# Rehoming due to allergies



## lady_r0gue

Preloved | rehoming due to allergies other in Totnes, Devon, UK


----------



## Chewie39

It took me a while to get this!

I love kids but why do I feel a lot less sympathy for two kids being rehomed due to "allergies! than I would for the cats 

(Though they are cute)

I'm obviously not the only one who thinks allergies _can_ be seen as the perfect excuse to dump the furry members of the family.

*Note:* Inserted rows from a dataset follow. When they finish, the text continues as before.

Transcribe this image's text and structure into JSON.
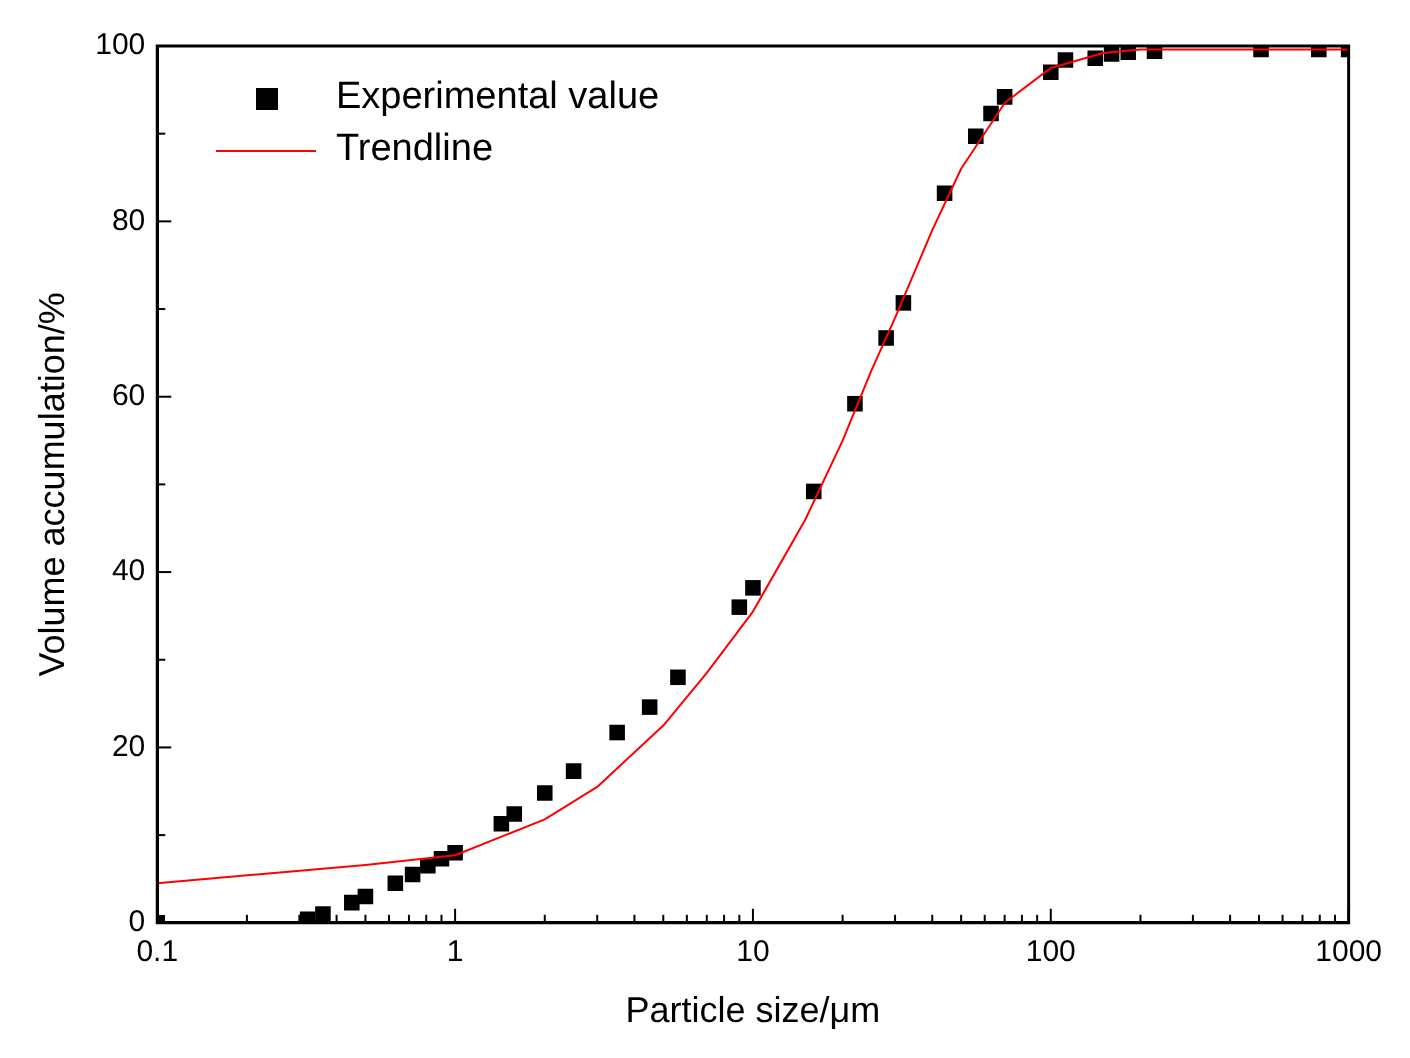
{
  "chart_data": {
    "type": "scatter",
    "xlabel": "Particle size/μm",
    "ylabel": "Volume accumulation/%",
    "log": "x",
    "xlim": [
      0.1,
      1000
    ],
    "ylim": [
      0,
      100
    ],
    "xticks": [
      0.1,
      {
        "value": 0.2,
        "label": null
      },
      {
        "value": 0.3,
        "label": null
      },
      {
        "value": 0.4,
        "label": null
      },
      {
        "value": 0.5,
        "label": null
      },
      {
        "value": 0.6,
        "label": null
      },
      {
        "value": 0.7,
        "label": null
      },
      {
        "value": 0.8,
        "label": null
      },
      {
        "value": 0.9,
        "label": null
      },
      1,
      {
        "value": 2,
        "label": null
      },
      {
        "value": 3,
        "label": null
      },
      {
        "value": 4,
        "label": null
      },
      {
        "value": 5,
        "label": null
      },
      {
        "value": 6,
        "label": null
      },
      {
        "value": 7,
        "label": null
      },
      {
        "value": 8,
        "label": null
      },
      {
        "value": 9,
        "label": null
      },
      10,
      {
        "value": 20,
        "label": null
      },
      {
        "value": 30,
        "label": null
      },
      {
        "value": 40,
        "label": null
      },
      {
        "value": 50,
        "label": null
      },
      {
        "value": 60,
        "label": null
      },
      {
        "value": 70,
        "label": null
      },
      {
        "value": 80,
        "label": null
      },
      {
        "value": 90,
        "label": null
      },
      100,
      {
        "value": 200,
        "label": null
      },
      {
        "value": 300,
        "label": null
      },
      {
        "value": 400,
        "label": null
      },
      {
        "value": 500,
        "label": null
      },
      {
        "value": 600,
        "label": null
      },
      {
        "value": 700,
        "label": null
      },
      {
        "value": 800,
        "label": null
      },
      {
        "value": 900,
        "label": null
      },
      1000
    ],
    "yticks": [
      0,
      {
        "value": 10,
        "label": null
      },
      20,
      {
        "value": 30,
        "label": null
      },
      40,
      {
        "value": 50,
        "label": null
      },
      60,
      {
        "value": 70,
        "label": null
      },
      80,
      {
        "value": 90,
        "label": null
      },
      100
    ],
    "grid": false,
    "legend": "top left",
    "series": [
      {
        "name": "Experimental value",
        "type": "scatter",
        "marker": "square",
        "color": "#000000",
        "x": [
          0.1,
          0.32,
          0.36,
          0.45,
          0.5,
          0.63,
          0.72,
          0.81,
          0.9,
          1.0,
          1.43,
          1.58,
          2.0,
          2.5,
          3.5,
          4.5,
          5.6,
          9,
          10,
          16,
          22,
          28,
          32,
          44,
          56,
          63,
          70,
          100,
          112,
          141,
          160,
          182,
          223,
          508,
          794,
          1000
        ],
        "values": [
          0,
          0.4,
          1.0,
          2.3,
          3.0,
          4.5,
          5.5,
          6.5,
          7.3,
          8.0,
          11.3,
          12.4,
          14.8,
          17.3,
          21.7,
          24.6,
          28,
          36,
          38.2,
          49.2,
          59.2,
          66.7,
          70.7,
          83.2,
          89.7,
          92.3,
          94.2,
          97,
          98.4,
          98.6,
          99.1,
          99.3,
          99.4,
          99.6,
          99.6,
          99.6
        ]
      },
      {
        "name": "Trendline",
        "type": "line",
        "marker": "none",
        "line_style": "solid",
        "color": "#ff0000",
        "x": [
          0.1,
          0.5,
          1,
          2,
          3,
          5,
          7,
          10,
          15,
          20,
          25,
          30,
          40,
          50,
          70,
          100,
          150,
          200,
          1000
        ],
        "values": [
          4.5,
          6.6,
          7.7,
          11.8,
          15.5,
          22.5,
          28.5,
          35.5,
          46,
          55,
          63,
          69,
          79,
          86,
          93.5,
          97.5,
          99.2,
          99.6,
          99.6
        ]
      }
    ]
  }
}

Though our Kitty came to us because a newborn baby in her house was admitted to hosp with serious breathing difficulties (and I'm delighted she did) I do think some people see this as the perfect excuse


----------



## marleyboo

im allergic to cats puffy eyes sneezing 

saying that i dont care i love kittys too much :thumbup1:

sorry your children have these allergies and your cats have to find new homes. its very difficult for a cat of those ages to spend so long with you and then to be rehomed. poor kitties. hope you find somewhere for them soon x


----------



## spid

Marleyboo - it's a Mickey take - they are advertising the children NOT the cats - it's an attempt to make people think!


----------



## marleyboo

spid said:


> Marleyboo - it's a Mickey take - they are advertising the children NOT the cats - it's an attempt to make people think!


:lol::lol::lol::lol: think i need more sleep :thumbup1:


----------



## Chewie39

It took me a while as well.

It is kind of subtle - probably _too_ subtle for those who might benefit from reading it


----------



## marleyboo

Chewie39 said:


> It took me a while as well.
> 
> It is kind of subtle - probably _too_ subtle for those who might benefit from reading it


:blush2: im one of those people you have to practically spell it out too :biggrin: xxxx


----------